Bhagavad Gītā Chapter 4, Verse 42: Krishna to Arjuna — Jñāna-Karma-Sannyāsa-Yoga
Cut the doubt born of ignorance that lives in your own heart, using the sword of Self-knowledge, then take up your yoga and rise to fight, Arjuna.
Bhāṣyakāra purports
- Śaṅkaraadvaita
The doubt born of non-discrimination (ajñāna) lodges in the buddhi — Śaṅkara is precise: this is one's own doubt about one's own Self, so only one's own sword of right-seeing (samyag-darśana) can sever it. Cut it, then take up karma-yoga as the proximate means (upāya) to that seeing — not as an end in itself. Rise now for battle: the outer war is simply where the inner severance becomes action.
- Rāmānujaviśiṣṭādvaita
Rāmānuja reads the doubt as beginningless (anādi), rooted in the misidentification of the self with matter (prakṛti), and the sword as the ātma-jñāna Kṛṣṇa has personally taught in this very dialogue. Once the doubt is cut, karma-yoga is to be embraced as Bhagavān's prescribed means — and 'rise' means: orient the entire body toward kainkarya (service), beginning with this battle as dharmic duty.
- Madhvadvaita
Madhva offers no direct commentary on this verse (panel marks the bhāṣya absent). From his broader position: the doubt arises from the jīva's ignorance of its eternal subordination to Hari; the jñāna-sword is Hari's own grace entering the intellect; yoga here is dependent worship, and 'rise, Bhārata' is Kṛṣṇa commanding the jīva in a relationship of absolute lordship — the jīva does not act from its own sufficiency but from Hari's will.
- Vallabhaśuddhādvaita
Vallabha's bhāṣya is direct: cut the doubt that belongs to the non-self (anātmabhūtam saṃśayam) — the Sāṅkhya-intellect that treats the body as the real actor — and take up the yoga already prescribed. Even war is a form of one's own svakarmā; the instruction to 'rise' carries the flavour of Kṛṣṇa's will activating the devotee, since in Puṣṭi-mārga all initiative is Kṛṣṇa's grace-push (anugraha), not the sādhaka's autonomous will.
- Śrīdharabhakti
Śrīdhara reads the verse as a structured closing argument: the sword is specifically deha-ātma-viveka-jñāna (the discriminative knowledge separating body from self), which removes the grief-cause (śokādi-nimitta) that generated the doubt. Karma-yoga is the upāya for paramātma-jñāna; battle is its concrete first expression. The address 'Bhārata' signals kshatriya-dharma — war is not an imposition but the natural expression of Arjuna's own constitution.

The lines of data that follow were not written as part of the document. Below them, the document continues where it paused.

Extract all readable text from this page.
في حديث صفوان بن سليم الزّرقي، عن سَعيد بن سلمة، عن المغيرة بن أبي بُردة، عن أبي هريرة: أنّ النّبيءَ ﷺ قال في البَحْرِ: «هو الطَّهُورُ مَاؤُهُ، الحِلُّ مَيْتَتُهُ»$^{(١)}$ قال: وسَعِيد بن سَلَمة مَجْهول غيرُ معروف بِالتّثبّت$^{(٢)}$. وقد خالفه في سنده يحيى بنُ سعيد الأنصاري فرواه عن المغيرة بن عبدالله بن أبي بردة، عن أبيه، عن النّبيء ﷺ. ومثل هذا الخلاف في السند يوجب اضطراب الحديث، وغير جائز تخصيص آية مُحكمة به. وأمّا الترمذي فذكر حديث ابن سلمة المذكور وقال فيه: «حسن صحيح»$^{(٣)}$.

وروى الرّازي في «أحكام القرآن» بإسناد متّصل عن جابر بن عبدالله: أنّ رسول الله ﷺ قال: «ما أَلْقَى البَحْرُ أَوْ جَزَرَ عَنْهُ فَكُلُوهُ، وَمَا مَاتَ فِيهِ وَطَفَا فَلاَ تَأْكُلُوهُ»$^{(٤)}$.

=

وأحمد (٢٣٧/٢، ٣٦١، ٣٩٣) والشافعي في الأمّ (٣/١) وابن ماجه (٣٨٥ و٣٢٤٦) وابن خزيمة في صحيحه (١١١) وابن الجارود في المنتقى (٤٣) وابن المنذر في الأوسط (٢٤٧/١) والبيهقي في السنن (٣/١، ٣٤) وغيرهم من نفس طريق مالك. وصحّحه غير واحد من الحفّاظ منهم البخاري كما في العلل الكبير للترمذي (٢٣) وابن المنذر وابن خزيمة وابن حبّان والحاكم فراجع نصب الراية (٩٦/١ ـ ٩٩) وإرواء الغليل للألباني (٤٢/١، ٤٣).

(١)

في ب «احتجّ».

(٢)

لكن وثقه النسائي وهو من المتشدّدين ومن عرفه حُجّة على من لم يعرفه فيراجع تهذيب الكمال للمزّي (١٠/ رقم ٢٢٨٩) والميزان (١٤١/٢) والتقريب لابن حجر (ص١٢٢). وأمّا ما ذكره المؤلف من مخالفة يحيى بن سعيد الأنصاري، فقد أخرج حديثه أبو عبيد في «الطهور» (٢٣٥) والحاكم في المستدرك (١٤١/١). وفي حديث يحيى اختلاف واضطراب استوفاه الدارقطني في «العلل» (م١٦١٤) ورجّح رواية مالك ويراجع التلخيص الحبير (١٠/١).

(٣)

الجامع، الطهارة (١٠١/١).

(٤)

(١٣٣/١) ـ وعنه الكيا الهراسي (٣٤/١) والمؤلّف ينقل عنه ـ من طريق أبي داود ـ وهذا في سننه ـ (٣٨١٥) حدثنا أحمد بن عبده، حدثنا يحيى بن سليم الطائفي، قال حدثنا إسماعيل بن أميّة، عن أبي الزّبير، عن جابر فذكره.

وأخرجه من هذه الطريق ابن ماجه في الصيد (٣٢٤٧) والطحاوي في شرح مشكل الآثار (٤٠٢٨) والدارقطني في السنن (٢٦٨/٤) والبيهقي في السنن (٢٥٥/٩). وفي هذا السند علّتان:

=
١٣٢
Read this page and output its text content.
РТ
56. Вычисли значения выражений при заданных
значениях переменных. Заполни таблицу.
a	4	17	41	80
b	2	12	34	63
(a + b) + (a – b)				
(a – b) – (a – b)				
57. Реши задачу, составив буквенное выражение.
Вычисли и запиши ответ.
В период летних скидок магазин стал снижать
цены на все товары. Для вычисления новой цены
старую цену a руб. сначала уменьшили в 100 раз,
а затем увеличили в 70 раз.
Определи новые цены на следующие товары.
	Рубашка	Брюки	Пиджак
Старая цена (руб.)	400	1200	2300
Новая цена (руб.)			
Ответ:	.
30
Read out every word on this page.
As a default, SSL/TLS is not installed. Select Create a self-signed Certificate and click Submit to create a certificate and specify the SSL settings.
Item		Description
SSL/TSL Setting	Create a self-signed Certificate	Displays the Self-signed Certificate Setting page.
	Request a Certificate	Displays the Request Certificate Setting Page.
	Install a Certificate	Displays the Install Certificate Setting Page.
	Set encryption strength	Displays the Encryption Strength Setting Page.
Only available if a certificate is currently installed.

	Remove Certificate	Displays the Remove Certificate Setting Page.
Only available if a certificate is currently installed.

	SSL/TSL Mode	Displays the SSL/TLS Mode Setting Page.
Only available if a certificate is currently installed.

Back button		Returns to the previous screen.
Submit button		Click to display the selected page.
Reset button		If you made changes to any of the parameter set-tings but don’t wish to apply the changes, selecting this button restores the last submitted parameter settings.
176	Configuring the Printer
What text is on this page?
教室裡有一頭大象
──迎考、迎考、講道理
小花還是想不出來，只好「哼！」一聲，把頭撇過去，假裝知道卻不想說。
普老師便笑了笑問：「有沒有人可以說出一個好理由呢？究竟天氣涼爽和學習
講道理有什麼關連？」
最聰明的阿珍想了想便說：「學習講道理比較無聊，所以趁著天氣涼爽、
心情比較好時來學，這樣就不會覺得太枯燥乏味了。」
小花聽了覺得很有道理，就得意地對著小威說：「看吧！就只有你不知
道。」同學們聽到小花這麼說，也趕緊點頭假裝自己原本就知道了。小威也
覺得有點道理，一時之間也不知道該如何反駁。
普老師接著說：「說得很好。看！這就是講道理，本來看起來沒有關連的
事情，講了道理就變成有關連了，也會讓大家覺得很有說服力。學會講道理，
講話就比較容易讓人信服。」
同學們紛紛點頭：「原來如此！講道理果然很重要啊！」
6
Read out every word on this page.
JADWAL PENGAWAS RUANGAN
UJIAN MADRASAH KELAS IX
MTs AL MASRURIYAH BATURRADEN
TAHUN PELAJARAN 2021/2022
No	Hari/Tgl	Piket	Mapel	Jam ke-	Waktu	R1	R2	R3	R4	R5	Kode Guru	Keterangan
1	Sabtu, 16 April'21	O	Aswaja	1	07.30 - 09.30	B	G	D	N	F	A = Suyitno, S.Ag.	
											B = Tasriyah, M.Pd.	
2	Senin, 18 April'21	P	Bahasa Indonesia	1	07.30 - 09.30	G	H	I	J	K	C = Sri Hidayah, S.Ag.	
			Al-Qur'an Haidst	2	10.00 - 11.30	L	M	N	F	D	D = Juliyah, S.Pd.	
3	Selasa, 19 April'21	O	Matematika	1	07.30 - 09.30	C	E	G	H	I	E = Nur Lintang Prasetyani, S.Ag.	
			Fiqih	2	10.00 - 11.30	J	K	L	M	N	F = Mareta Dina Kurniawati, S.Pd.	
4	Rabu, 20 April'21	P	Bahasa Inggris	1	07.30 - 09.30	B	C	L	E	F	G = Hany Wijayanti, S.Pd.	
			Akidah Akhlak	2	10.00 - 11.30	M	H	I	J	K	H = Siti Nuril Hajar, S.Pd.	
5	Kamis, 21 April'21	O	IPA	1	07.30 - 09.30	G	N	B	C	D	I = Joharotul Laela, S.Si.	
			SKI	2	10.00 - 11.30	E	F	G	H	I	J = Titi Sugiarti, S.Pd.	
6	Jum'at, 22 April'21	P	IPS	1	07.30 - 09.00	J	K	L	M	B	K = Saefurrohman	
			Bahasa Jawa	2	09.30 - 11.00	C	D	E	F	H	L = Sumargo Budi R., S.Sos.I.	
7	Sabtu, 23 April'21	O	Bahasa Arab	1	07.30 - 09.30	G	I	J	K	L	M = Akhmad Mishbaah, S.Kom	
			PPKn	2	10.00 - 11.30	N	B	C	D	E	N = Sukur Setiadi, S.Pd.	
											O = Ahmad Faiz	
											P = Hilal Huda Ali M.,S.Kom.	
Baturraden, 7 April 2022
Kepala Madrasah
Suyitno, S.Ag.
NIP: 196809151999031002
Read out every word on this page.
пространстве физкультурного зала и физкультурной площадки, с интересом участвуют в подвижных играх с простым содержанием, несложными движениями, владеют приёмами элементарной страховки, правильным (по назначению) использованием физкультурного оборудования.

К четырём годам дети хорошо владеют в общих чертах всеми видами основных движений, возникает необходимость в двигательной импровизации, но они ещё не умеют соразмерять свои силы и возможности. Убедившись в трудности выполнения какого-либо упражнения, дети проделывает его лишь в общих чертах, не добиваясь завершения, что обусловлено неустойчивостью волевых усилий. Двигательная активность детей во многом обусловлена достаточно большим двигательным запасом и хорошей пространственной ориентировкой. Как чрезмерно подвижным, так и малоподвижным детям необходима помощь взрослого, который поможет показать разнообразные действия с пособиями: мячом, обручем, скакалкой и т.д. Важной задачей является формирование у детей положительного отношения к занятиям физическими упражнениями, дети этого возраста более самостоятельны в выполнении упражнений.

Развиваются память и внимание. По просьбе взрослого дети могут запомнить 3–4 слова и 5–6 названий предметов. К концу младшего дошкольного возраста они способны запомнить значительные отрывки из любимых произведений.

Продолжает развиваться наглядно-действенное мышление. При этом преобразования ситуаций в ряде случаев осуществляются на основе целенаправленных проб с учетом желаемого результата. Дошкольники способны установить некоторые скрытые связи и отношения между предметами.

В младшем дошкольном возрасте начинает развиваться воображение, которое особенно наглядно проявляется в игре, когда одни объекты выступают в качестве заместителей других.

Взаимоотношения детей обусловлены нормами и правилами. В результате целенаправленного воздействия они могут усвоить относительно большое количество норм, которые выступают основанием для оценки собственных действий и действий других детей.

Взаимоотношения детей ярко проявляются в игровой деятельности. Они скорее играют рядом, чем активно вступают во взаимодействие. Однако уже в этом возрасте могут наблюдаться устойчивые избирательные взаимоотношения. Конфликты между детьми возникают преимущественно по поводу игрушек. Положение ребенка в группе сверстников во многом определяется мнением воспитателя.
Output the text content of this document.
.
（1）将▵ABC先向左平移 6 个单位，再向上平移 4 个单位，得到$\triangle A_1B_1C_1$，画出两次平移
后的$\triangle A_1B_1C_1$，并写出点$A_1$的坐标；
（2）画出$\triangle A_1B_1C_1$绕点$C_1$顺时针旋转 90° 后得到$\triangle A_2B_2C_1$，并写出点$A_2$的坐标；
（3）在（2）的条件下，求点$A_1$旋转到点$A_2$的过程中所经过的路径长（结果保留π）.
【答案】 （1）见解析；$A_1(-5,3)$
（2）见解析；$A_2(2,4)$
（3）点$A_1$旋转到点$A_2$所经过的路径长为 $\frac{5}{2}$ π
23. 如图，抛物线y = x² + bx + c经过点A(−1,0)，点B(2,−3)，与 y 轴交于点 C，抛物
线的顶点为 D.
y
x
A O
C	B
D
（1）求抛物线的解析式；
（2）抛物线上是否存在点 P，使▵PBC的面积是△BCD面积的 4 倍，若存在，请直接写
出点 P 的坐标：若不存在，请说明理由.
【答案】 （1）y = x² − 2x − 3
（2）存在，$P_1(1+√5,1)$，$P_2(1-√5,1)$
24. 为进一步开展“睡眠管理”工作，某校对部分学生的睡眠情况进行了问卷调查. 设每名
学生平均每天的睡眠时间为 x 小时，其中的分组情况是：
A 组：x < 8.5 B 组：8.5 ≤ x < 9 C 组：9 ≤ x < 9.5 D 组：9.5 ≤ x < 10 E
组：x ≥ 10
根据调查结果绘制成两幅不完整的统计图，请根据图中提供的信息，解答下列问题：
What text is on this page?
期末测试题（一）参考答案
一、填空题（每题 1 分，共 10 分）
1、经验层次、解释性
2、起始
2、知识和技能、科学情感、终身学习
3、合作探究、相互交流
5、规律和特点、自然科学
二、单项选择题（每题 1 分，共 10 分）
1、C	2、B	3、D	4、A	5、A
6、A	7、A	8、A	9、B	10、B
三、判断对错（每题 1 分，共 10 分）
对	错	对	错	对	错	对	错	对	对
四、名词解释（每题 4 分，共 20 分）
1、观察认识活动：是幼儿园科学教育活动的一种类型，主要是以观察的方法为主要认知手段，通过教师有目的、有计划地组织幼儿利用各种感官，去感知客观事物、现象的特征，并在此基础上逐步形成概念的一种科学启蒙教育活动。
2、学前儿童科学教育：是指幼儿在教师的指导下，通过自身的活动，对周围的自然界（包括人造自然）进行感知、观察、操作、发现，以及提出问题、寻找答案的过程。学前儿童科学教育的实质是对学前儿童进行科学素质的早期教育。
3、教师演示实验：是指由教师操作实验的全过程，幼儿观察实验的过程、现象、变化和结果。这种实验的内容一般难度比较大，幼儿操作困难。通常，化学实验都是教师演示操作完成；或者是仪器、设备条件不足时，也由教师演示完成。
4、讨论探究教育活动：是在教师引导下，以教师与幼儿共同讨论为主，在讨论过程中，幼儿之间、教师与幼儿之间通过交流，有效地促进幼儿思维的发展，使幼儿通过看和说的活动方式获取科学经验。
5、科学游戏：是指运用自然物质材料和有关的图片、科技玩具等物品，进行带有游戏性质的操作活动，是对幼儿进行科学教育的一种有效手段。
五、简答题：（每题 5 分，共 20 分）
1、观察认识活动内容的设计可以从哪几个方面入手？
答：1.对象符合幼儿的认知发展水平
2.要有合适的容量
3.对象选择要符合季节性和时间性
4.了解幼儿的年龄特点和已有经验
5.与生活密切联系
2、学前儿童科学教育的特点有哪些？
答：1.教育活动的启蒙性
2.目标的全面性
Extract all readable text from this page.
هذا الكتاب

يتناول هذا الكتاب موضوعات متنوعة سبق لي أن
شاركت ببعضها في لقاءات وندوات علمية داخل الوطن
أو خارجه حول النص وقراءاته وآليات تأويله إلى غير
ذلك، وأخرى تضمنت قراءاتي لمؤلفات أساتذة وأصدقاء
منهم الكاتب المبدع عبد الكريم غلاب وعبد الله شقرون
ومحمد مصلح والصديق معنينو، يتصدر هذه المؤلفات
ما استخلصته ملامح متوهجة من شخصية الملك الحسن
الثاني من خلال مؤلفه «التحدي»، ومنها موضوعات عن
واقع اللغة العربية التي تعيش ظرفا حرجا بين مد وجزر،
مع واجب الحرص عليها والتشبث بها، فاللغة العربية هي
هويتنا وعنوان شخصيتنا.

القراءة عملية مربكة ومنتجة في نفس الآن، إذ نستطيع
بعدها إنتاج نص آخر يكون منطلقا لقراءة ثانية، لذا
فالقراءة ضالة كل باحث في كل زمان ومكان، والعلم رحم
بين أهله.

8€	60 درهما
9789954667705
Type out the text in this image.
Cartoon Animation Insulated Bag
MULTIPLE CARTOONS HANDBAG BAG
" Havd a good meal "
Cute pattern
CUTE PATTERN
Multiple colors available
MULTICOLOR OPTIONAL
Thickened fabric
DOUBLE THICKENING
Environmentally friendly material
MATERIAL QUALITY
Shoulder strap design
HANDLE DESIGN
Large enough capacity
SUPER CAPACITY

- Madhusūdanaadvaita-bhakti
Madhusūdana offers the most architecturally complete reading: the doubt dwells in the buddhi (the seat of both the instrument and its controller), making it vulnerable — an enemy in one's own fortress, easily slain. The jñāna-sword is niścaya (certainty) about the ātman, which is the cutting edge. Karma-yoga (niṣkāma-karma) is the upāya; 'rise' activates it. His closing verse ties the entire chapter: firm bhakti and śraddhā in Hari are the ground; karma-niṣṭhā is the path; the chapter's upasaṃhāra (conclusion) is Hari's gift.